I just picked up a never-been-used 22" Craftsman with the 179cc engine from the original owner, and I am finding that this engine isn't addressed in the owner's manual. The manual lists several other engines (all bigger), but not this one. It has an oil tank on top of the engine with a cap that has a dipstick on it. It also has another cap on the side of the engine crankcase that looks like an oil fill hole. My question is, when I change the oil, am I supposed to refill it by pouring oil into the tank, or through the hole in the crankcase? I'm also wondering why this engine isn't mentioned in the manual.

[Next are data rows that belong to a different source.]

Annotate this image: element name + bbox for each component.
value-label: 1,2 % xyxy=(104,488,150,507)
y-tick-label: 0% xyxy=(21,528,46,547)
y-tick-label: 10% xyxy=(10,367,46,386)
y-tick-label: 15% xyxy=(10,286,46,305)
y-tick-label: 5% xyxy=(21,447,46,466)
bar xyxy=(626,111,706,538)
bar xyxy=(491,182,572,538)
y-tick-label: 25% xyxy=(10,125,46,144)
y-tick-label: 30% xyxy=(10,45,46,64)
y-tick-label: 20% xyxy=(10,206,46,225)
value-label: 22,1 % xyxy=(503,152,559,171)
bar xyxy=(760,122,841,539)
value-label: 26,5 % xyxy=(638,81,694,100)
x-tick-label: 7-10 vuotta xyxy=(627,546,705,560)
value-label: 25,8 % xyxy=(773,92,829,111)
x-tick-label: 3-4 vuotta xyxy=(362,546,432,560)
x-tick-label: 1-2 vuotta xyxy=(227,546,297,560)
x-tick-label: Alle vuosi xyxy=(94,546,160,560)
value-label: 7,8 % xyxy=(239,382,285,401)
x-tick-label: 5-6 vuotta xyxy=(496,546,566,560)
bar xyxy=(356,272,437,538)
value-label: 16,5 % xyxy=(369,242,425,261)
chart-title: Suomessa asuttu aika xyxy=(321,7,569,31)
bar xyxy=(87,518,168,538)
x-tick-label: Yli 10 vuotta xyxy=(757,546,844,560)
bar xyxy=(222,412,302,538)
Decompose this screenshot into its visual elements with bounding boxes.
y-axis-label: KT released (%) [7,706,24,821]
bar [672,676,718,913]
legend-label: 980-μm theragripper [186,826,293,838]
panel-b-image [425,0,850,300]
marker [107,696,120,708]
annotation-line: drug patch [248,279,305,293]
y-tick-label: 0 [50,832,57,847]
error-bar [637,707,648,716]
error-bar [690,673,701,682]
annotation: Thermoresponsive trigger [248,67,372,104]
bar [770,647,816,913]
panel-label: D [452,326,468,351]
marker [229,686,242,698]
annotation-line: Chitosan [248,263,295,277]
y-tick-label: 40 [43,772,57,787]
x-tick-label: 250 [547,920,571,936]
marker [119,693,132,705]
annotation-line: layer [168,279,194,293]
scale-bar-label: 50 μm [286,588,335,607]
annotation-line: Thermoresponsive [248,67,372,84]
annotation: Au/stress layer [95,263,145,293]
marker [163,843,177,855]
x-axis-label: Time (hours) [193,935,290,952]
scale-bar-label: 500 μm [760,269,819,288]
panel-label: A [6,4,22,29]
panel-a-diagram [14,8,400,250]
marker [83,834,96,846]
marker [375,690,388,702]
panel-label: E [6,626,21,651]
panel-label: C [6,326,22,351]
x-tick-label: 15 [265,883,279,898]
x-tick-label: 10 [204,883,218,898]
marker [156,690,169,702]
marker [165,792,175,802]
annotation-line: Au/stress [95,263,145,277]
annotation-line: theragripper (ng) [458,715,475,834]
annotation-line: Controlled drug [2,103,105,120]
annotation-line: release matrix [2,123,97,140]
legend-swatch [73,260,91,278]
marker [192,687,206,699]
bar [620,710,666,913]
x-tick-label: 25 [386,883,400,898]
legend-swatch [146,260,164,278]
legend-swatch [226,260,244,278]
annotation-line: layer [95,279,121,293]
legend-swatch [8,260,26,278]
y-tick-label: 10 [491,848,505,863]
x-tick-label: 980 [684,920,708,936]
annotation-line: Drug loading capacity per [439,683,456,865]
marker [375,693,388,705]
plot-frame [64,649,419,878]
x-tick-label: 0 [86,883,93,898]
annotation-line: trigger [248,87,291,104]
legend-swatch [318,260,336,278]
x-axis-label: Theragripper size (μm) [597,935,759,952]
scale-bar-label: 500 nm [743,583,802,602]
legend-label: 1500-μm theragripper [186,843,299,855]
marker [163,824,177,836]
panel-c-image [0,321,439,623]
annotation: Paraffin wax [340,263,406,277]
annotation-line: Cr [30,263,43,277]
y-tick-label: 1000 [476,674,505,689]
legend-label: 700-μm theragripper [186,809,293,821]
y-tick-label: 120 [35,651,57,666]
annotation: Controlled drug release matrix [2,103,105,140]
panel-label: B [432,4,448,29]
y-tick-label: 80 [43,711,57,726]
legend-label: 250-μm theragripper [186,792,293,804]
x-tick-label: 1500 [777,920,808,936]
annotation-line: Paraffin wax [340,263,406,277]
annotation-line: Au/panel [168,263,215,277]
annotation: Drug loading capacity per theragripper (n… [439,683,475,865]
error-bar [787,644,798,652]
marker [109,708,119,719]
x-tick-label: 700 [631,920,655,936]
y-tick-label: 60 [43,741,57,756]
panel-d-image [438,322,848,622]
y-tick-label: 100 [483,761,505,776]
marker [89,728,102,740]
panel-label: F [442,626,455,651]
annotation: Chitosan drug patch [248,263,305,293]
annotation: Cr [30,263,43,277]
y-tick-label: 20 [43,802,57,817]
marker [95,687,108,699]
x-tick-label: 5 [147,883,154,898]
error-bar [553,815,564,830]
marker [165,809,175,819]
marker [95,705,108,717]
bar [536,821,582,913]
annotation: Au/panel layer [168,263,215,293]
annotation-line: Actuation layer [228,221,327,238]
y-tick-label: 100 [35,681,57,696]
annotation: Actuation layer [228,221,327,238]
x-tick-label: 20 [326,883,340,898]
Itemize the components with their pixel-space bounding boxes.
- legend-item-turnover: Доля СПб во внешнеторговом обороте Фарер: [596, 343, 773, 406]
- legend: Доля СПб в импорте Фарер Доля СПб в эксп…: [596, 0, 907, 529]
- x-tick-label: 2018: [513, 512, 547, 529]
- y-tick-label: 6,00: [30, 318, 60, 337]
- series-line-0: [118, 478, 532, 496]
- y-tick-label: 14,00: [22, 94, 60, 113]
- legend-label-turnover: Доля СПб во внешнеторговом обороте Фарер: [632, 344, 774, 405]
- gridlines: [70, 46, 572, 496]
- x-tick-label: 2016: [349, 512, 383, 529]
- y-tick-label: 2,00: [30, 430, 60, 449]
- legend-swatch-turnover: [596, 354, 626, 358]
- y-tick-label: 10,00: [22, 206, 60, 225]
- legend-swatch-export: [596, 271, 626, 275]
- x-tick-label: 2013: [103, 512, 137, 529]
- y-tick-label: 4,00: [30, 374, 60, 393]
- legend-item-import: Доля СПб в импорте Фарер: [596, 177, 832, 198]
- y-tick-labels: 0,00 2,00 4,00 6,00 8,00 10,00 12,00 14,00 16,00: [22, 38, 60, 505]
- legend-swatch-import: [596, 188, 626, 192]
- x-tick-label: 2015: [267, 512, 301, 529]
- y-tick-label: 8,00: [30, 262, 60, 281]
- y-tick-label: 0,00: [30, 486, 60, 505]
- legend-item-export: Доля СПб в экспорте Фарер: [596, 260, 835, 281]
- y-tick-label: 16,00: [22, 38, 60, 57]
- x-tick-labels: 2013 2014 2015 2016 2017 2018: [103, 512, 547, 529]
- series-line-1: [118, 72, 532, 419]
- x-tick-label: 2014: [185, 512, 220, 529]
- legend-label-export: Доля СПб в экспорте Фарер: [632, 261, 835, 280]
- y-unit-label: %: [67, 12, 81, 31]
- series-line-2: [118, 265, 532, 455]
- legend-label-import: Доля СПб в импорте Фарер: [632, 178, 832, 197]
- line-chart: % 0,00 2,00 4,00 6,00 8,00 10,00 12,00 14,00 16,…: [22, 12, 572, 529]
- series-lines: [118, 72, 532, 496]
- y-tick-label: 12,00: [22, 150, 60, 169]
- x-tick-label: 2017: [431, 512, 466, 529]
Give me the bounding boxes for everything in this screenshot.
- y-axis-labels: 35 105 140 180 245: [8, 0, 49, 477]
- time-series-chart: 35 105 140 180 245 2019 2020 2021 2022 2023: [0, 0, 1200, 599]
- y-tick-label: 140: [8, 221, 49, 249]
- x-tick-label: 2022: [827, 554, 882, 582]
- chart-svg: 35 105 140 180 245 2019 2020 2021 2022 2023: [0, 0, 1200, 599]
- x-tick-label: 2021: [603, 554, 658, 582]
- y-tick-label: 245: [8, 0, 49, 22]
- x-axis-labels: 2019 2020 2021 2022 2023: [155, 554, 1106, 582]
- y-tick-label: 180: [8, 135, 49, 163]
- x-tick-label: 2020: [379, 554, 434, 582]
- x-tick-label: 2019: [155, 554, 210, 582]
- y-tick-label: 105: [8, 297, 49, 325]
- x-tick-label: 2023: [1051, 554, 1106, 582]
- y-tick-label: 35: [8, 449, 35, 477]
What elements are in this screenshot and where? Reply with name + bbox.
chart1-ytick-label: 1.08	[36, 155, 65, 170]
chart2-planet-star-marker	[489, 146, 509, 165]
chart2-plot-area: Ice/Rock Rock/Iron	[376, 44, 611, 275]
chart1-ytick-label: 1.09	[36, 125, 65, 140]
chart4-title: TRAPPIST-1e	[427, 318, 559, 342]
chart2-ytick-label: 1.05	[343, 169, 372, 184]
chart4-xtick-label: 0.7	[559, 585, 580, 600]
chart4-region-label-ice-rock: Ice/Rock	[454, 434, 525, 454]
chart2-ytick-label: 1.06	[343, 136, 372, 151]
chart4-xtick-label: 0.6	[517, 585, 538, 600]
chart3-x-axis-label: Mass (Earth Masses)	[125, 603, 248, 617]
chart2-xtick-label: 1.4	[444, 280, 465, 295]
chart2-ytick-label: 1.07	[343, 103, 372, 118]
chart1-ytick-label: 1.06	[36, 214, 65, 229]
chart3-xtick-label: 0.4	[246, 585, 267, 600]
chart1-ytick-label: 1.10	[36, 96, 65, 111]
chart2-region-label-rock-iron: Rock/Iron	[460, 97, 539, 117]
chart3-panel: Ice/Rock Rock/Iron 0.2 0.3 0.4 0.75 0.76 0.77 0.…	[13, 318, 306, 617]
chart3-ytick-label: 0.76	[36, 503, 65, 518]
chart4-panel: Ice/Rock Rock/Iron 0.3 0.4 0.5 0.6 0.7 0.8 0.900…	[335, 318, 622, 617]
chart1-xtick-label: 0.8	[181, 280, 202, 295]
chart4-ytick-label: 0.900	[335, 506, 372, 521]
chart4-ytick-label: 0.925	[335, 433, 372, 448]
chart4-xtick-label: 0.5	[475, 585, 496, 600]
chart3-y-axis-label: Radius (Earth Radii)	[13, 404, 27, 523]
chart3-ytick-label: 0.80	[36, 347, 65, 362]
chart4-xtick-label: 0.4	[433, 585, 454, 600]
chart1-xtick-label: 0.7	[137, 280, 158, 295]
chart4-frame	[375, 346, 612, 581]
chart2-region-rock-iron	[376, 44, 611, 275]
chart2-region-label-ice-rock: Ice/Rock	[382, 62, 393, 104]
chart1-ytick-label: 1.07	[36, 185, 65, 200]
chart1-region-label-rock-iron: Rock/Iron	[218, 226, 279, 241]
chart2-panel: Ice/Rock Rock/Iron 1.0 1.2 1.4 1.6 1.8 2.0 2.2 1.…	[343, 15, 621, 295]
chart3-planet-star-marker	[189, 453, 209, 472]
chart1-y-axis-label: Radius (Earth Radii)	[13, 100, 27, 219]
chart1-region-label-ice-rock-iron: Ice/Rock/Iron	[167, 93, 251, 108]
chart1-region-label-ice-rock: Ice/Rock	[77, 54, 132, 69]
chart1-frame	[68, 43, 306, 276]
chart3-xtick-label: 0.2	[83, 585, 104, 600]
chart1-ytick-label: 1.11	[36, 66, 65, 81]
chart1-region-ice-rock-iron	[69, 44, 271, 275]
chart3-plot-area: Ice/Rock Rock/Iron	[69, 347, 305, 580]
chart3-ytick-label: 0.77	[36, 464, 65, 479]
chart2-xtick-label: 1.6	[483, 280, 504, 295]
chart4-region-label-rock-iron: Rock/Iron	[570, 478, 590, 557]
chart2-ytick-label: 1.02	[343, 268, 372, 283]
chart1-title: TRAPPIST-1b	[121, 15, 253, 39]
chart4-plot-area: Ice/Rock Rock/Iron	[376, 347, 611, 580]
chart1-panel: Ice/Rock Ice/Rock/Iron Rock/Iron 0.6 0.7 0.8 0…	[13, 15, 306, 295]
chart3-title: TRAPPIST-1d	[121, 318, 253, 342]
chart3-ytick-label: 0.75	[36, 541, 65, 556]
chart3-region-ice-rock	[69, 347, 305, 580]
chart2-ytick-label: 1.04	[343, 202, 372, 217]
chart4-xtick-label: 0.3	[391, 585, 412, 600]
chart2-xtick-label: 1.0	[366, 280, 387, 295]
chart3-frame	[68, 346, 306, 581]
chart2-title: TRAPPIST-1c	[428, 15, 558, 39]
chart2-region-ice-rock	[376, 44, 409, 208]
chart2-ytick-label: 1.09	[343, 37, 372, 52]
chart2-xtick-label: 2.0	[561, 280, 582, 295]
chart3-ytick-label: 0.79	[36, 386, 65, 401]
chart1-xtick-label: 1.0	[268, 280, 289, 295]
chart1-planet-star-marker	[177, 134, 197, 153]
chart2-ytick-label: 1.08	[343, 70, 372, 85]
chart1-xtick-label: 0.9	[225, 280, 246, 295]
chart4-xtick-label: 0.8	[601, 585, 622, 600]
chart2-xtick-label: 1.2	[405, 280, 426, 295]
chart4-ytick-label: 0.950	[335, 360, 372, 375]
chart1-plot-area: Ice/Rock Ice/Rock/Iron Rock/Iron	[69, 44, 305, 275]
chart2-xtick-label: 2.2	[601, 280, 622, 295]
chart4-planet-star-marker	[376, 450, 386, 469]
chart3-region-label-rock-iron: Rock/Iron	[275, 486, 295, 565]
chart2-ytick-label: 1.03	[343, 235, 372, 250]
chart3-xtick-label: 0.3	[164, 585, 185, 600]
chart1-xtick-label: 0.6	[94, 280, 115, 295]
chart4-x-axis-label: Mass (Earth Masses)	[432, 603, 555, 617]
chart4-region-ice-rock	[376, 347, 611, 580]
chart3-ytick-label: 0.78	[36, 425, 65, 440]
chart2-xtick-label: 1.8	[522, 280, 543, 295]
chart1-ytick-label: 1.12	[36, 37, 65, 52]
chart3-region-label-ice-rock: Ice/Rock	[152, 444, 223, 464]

This engine does have a drain tube with a plug in the end, so draining the oil should be pretty self explanatory, I just don't get the refilling part...


----------



## Oneacer (Jan 3, 2011)

@grampi,

I gave you answers on this redundant question on your other thread.


----------



## NOS (Dec 3, 2021)

Surging or hunting ( when the engine can not keep a constant speed ) is caused by two things.
An excessively lean fuel mixture or a governor set too sensitive ( and it hunts over correcting for load )

Both of these can be fixed pretty easy.

A governor hunt is can be cured by moving the spring on the governor arm closer to the shaft the arm pivots on
This decreases sensitivity but also response to load changes.

A lean hunt is caused by an engine that can not get enough fuel at a given RPM and load.
the engine slows and stumbles and the governor reacts by giving it more throttle.

Usually this can be cured by enriching up the low side fuel mixture 
This will require a jet change or adjustable aftermarket carb

If the OEM says its OK to hunt a little they know there is a problem but it does not really effect function.
The EPA has mandated all small engines run lean today to reduce pollution and this is one of the side effects.
If you old enough to remember how bad the cars of the 70s ran then you kind of already have an understanding if these issues on today's small engines.
Ariens already has jumped ahead by building some of the first computer controlled engines to solve this issue.
I don't think they will be the last.


----------